Vedevamo il Monte Rosso più in basso, a levante, isolato, e sul suo rovescio nevoso scorgevamo il serpeggiare dei camminamenti, sui quali si aprivano oscuri, bassi e informi, i rifugi. Sui bordi dei sentieruoli bianchi e scoscesi stavano strane file di ometti immobili. Parevano in rango per una fantastica rivista, che lassù avrebbe dovuto esser passata da un generale in aeroplano. Gli austriaci li tempestavano assiduamente con grossi shrapnells che arrivavano ululando dalle posizioni dello Smogar, al di là del Monte Nero.

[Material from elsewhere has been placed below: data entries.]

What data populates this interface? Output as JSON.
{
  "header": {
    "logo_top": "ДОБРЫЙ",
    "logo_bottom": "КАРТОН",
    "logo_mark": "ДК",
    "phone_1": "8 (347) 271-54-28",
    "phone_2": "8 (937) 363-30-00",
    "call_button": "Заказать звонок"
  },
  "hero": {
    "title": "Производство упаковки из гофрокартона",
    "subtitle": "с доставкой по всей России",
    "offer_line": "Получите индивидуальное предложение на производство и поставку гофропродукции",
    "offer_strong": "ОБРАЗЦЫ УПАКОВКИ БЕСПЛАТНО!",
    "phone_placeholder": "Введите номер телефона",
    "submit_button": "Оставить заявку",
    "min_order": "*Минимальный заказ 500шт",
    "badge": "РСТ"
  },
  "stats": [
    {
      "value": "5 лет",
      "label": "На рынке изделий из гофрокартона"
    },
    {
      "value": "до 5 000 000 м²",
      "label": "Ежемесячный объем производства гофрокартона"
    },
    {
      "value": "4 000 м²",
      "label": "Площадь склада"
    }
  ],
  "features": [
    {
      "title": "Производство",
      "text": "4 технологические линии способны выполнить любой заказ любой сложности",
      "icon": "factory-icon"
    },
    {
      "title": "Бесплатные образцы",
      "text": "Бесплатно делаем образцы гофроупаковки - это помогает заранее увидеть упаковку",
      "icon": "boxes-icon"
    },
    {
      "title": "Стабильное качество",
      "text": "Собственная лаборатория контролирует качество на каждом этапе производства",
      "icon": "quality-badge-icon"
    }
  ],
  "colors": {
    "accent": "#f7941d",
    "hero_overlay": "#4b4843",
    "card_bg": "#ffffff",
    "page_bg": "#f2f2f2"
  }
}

Ma le schiere rimanevano imperterrite. Al dissiparsi del fumo rossastro dei colpi le rivedevamo ferme, erette, intatte. Possibile? Abbiamo guardato con i binoccoli: erano tante pellicce messe ad asciugare sulle piccozze piantate nella neve. Gli austriaci le hanno bombardate con fiera perseveranza, finché un grigiore filaccioso di nebbia è salito dalla parte del Rudecirob ed ha velato il monte.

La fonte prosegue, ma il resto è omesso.